On June 13th 2024 at 16:00, Remco Royen will defend their PhD entitled “ADDRESSING LABELLING, COMPLEXITY, LATENCY, AND SCALABILITY IN DEEP LEARNING-BASED PROCESSING OF POINT CLOUDS”.
Everybody is invited to attend the presentation in room I.0.01, or digitally via this link.
In recent years, deep learning has gained widespread use, demonstrating its significance across various domains. Its ability to automatically learn intricate patterns from vast datasets has resulted in a transformative impact, driving advancements in technology, and reshaping the landscape of artificial intelligence applications. The ongoing development of increasingly sophisticated neural network architectures continues to push the boundaries of what is achievable across diverse sectors.

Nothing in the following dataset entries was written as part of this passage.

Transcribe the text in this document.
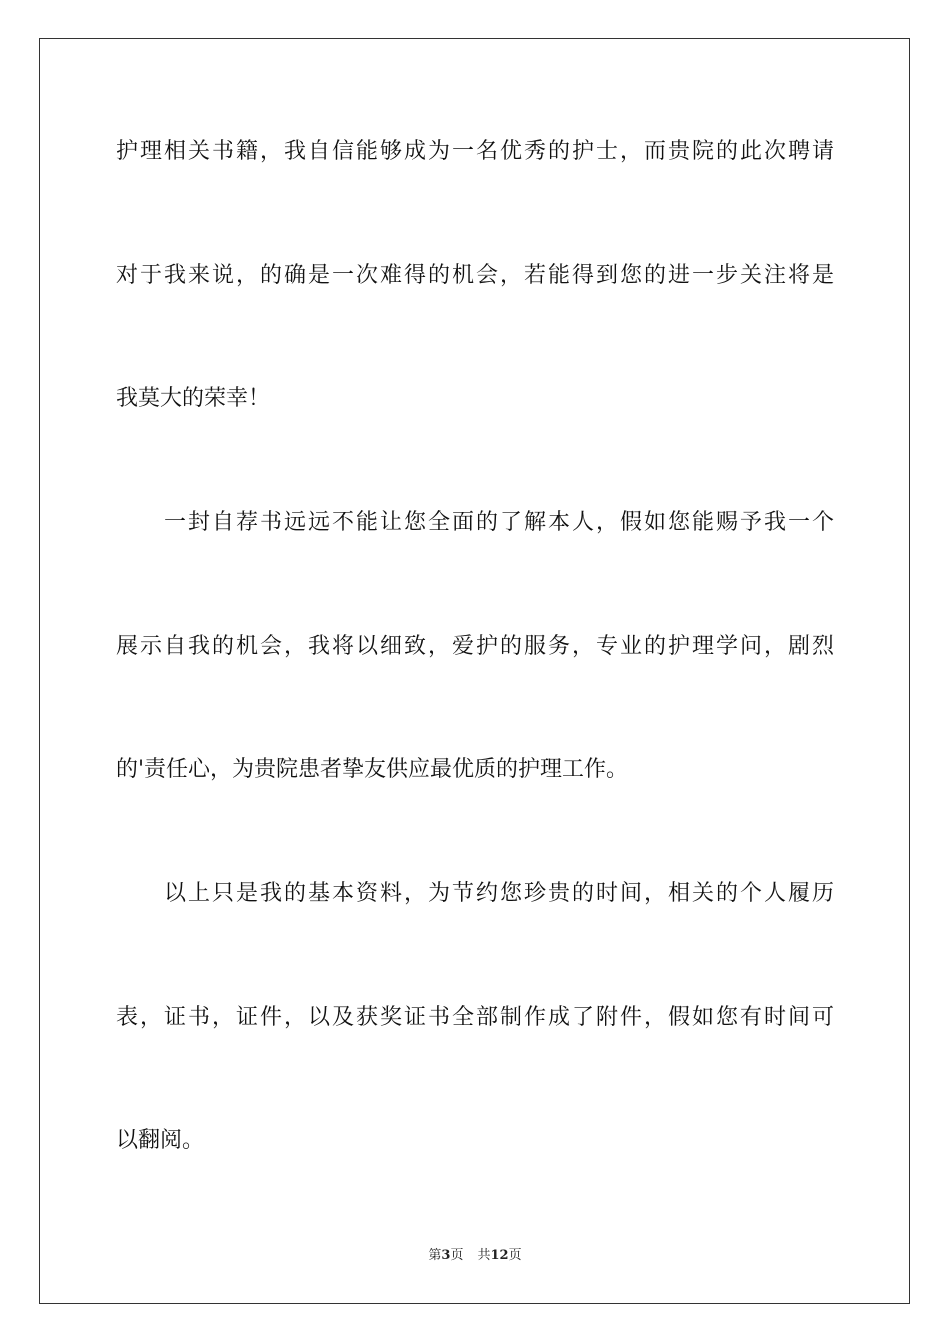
护理相关书籍，我自信能够成为一名优秀的护士，而贵院的此次聘请
对于我来说，的确是一次难得的机会，若能得到您的进一步关注将是
我莫大的荣幸！
　　一封自荐书远远不能让您全面的了解本人，假如您能赐予我一个
展示自我的机会，我将以细致，爱护的服务，专业的护理学问，剧烈
的'责任心，为贵院患者挚友供应最优质的护理工作。
　　以上只是我的基本资料，为节约您珍贵的时间，相关的个人履历
表，证书，证件，以及获奖证书全部制作成了附件，假如您有时间可
以翻阅。
第3页 共12页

As a result, deep learning has become ubiquitous. However, certain limitations hinder its broad applicability. This thesis delves into four crucial challenges associated with deep learning-based point cloud processing: (i) the precise labeling of extensive datasets, (ii) the model complexity requirements, (iii) the latency introduced during inference, and (iv) the concept of scalability. The initial challenge stems from the necessity for extensive datasets with highly accurate annotations. Particularly in the 3D domain, obtaining such high-quality annotations proves challenging and, consequently, expensive. The second challenged arises from the development of more intricate and memory-intensive, facilitated by advancements in high-power-consuming graphics cards. While these methods achieve higher performance levels, they impose constraints on deployment, particularly for embedded devices. Furthermore, the escalating complexity of these networks is accompanied by an increased inference time, impeding real-time applications. Lastly, deep learning-based solutions lack the concept of scalability which have proven vital in traditional methods.
In this thesis, we tackle these challenges and propose diverse solutions within the deep learning paradigm. The thesis commences with the introduction of a rapid 3D LiDAR simulator, designed to mitigate the labeling problem by learning from perfectly annotated synthetic data. We demonstrate its applications in 3D denoising and semantic segmentation. A second contribution can be found within the domain of point cloud instance segmentation. Through the joint learning of prototypes and coefficients, we present an efficient and rapid method that demands relatively low GPU memory. To further improve our method, we introduce an enhanced block merging algorithm. As a third main contribution, we achieve deep learning-based quality scalability by learning embedded latent representations, demonstrating compelling results in applications such as image reconstruction, point cloud compression, and image semantic hashing. The final contribution introduces resolution-scalable 3D semantic segmentation of point clouds. When applied to resolutionscalable 3D sensors, it enables joint point cloud acquisition and processing.
Our proposed methods consistently outperform established benchmarks across diverse datasets, as demonstrated through comprehensive experimentation. The research findings have been disseminated in various reputable journals and conferences, and have led to a patent submission, highlighting their impact in both academic and industrial contexts.